First however, was writing the obituary, which proved difficult since they didn't know what his name was. It became increasingly difficult to notify the family, when his serious lack of ID on his moth-ness didn't give any clues as to where he might live (or really that he was even a he!). But since he was a Colorado moth and not a California moth they were pretty sure that whether it was a he moth or a she moth, most likely the other half was the other half and should be invited to the funeral.

First, we they had to settle on a name, and for whatever reason, "Vern" was chosen. So now that Vern's identity was intact we they had to notify the family. This involved much yelling, howling at the moon and talking to other moths until they were sure that enough moths knew of the event so as to get the word out.

The service was a quiet event, as after awhile, the body seemed to disappear.
Until.... ta da.... Vern lives! Vern is now a fun, sparkly pre-niece who lives in Colorado (see, the connection here?) and goes to school in S. Dakota. She prefers to be called Sunny, but alas, some things just can't be granted, so Vern it is, and being the gracious pre-niece that she is, she lives with it. I think deep down inside, she might have issues with being a moth in a previous life, if not being a possibly transsexual moth in a previous life, so we don't really mention it, but if we did....

And that's Vern's story, and if I hadn't been there myself (quietly sitting in the background watching) I would never have believed it, but it happened, yes it did!

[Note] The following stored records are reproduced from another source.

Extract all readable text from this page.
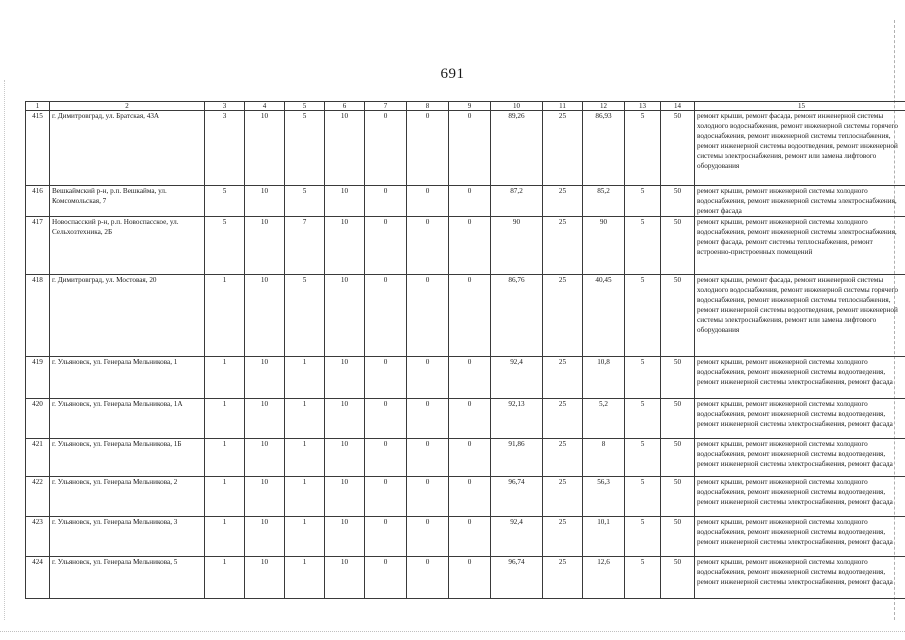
691
1	2	3	4	5	6	7	8	9	10	11	12	13	14	15
415	г. Димитровград, ул. Братская, 43А	3	10	5	10	0	0	0	89,26	25	86,93	5	50	ремонт крыши, ремонт фасада, ремонт инженерной системы холодного водоснабжения, ремонт инженерной системы горячего водоснабжения, ремонт инженерной системы теплоснабжения, ремонт инженерной системы водоотведения, ремонт инженерной системы электроснабжения, ремонт или замена лифтового оборудования
416	Вешкаймский р-н, р.п. Вешкайма, ул. Комсомольская, 7	5	10	5	10	0	0	0	87,2	25	85,2	5	50	ремонт крыши, ремонт инженерной системы холодного водоснабжения, ремонт инженерной системы электроснабжения, ремонт фасада
417	Новоспасский р-н, р.п. Новоспасское, ул. Сельхозтехника, 2Б	5	10	7	10	0	0	0	90	25	90	5	50	ремонт крыши, ремонт инженерной системы холодного водоснабжения, ремонт инженерной системы электроснабжения, ремонт фасада, ремонт системы теплоснабжения, ремонт встроенно-пристроенных помещений
418	г. Димитровград, ул. Мостовая, 20	1	10	5	10	0	0	0	86,76	25	40,45	5	50	ремонт крыши, ремонт фасада, ремонт инженерной системы холодного водоснабжения, ремонт инженерной системы горячего водоснабжения, ремонт инженерной системы теплоснабжения, ремонт инженерной системы водоотведения, ремонт инженерной системы электроснабжения, ремонт или замена лифтового оборудования
419	г. Ульяновск, ул. Генерала Мельникова, 1	1	10	1	10	0	0	0	92,4	25	10,8	5	50	ремонт крыши, ремонт инженерной системы холодного водоснабжения, ремонт инженерной системы водоотведения, ремонт инженерной системы электроснабжения, ремонт фасада
420	г. Ульяновск, ул. Генерала Мельникова, 1А	1	10	1	10	0	0	0	92,13	25	5,2	5	50	ремонт крыши, ремонт инженерной системы холодного водоснабжения, ремонт инженерной системы водоотведения, ремонт инженерной системы электроснабжения, ремонт фасада
421	г. Ульяновск, ул. Генерала Мельникова, 1Б	1	10	1	10	0	0	0	91,86	25	8	5	50	ремонт крыши, ремонт инженерной системы холодного водоснабжения, ремонт инженерной системы водоотведения, ремонт инженерной системы электроснабжения, ремонт фасада
422	г. Ульяновск, ул. Генерала Мельникова, 2	1	10	1	10	0	0	0	96,74	25	56,3	5	50	ремонт крыши, ремонт инженерной системы холодного водоснабжения, ремонт инженерной системы водоотведения, ремонт инженерной системы электроснабжения, ремонт фасада
423	г. Ульяновск, ул. Генерала Мельникова, 3	1	10	1	10	0	0	0	92,4	25	10,1	5	50	ремонт крыши, ремонт инженерной системы холодного водоснабжения, ремонт инженерной системы водоотведения, ремонт инженерной системы электроснабжения, ремонт фасада
424	г. Ульяновск, ул. Генерала Мельникова, 5	1	10	1	10	0	0	0	96,74	25	12,6	5	50	ремонт крыши, ремонт инженерной системы холодного водоснабжения, ремонт инженерной системы водоотведения, ремонт инженерной системы электроснабжения, ремонт фасада
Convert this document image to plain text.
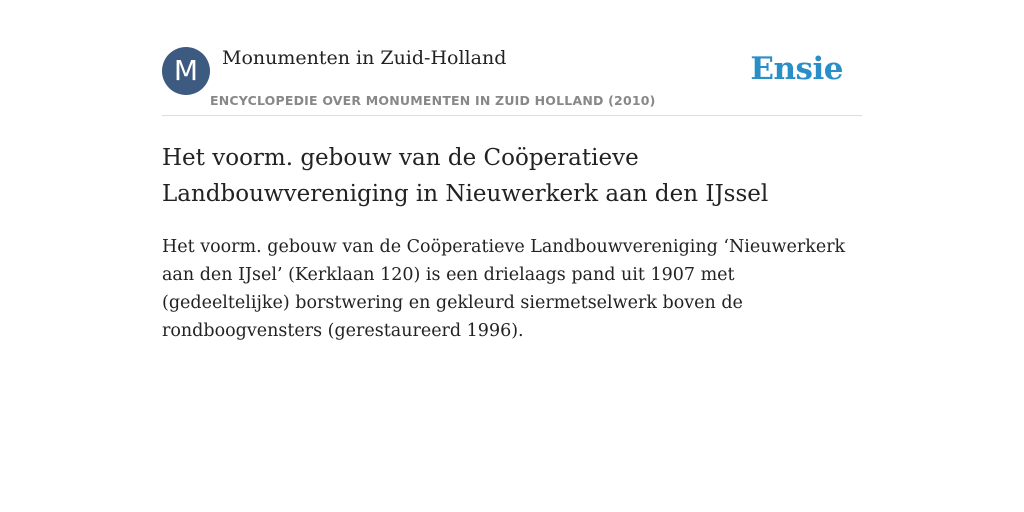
M	Monumenten in Zuid-Holland
ENCYCLOPEDIE OVER MONUMENTEN IN ZUID HOLLAND (2010)
Ensie
Het voorm. gebouw van de Coöperatieve Landbouwvereniging in Nieuwerkerk aan den IJssel

Het voorm. gebouw van de Coöperatieve Landbouwvereniging ‘Nieuwerkerk aan den IJsel’ (Kerklaan 120) is een drielaags pand uit 1907 met (gedeeltelijke) borstwering en gekleurd siermetselwerk boven de rondboogvensters (gerestaureerd 1996).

Now if you're wondering why I chose to call Vern out of the closet, you should read the comment he/she/it left on my Space Time Continuum post; that will explain a lot!

2 comments:

Anonymous said...

It's amazing that I'm not the only one that reads your blog.

Vern said...

Realy Ter a transexual mouth? Thats a touchy subject... I mean if everyone knew I once was a transexual mouth, who was murdered by Hooligans no less... I mean what would they say???